4. Are there any highlights that you are looking forward to next week?

We have amazing honorees this year. We have Caroline Aaron from “The Marvelous Mrs. Maisel” coming, Amir Arison from “The Blacklist,” André Aciman, the New York Times bestselling author, and Lainie Kazan, the great actress from “My Big Fat Greek Wedding,” and who was actually the understudy for Barbra Streisand in “Funny Girl” in 1967.
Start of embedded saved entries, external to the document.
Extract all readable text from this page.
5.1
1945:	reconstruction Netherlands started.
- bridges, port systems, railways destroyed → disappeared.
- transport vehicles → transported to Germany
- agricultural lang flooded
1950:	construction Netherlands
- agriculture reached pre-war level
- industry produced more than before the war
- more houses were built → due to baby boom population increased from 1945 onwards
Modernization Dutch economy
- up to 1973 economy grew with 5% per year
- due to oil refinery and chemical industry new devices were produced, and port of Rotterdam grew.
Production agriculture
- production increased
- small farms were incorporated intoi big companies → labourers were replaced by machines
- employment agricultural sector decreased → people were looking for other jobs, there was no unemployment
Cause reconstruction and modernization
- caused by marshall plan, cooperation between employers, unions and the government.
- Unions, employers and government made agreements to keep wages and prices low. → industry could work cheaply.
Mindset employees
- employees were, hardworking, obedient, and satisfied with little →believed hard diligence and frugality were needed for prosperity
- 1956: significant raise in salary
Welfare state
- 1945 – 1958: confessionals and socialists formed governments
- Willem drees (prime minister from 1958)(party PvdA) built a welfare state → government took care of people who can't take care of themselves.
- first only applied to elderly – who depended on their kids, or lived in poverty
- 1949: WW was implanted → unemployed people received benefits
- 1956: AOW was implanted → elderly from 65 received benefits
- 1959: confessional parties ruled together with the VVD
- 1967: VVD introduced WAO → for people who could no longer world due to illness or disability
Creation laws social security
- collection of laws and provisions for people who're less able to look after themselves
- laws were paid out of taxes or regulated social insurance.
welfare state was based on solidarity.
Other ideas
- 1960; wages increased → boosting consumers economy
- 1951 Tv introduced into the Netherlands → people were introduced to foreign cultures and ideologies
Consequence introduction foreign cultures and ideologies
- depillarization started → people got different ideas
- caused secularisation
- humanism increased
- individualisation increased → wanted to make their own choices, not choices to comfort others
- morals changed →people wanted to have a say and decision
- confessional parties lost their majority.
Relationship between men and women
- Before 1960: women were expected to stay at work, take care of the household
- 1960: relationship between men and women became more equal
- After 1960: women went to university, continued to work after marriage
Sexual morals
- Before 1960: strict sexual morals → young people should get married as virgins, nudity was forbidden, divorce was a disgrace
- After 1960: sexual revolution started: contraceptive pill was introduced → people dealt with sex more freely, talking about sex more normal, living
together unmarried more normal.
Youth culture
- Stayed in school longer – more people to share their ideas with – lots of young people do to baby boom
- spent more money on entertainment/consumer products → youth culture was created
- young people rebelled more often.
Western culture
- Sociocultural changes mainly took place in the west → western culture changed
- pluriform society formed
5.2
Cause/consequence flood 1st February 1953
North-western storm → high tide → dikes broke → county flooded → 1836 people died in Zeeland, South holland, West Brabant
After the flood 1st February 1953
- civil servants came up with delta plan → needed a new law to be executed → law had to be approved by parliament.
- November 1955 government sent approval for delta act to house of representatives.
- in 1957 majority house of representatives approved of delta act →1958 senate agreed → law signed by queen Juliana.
On a personal note, I am doubly honored because I have my own film, the documentary on Elie Tahari, so this year to be coming back also as a director I am absolutely delighted. After there is a Q&A with [Tahari] and I, and an after party with music and great Persian food and all that. I organized a fashion show of Tahari, and everyone on the catwalk will be Sephardic.

Partnering with the Moise Safra Center is the best thing I did since my bar mitzvah. The team over there is absolutely wonderful, and we want to show that this year is the greatest edition we’ve ever had. I’m pretty sure the one after will be at Madison Square Garden.

The New York Sephardic Jewish Film Festival will be screening films and holding events April 3-7 at the Moise Safra Center on 130 E. 82nd St.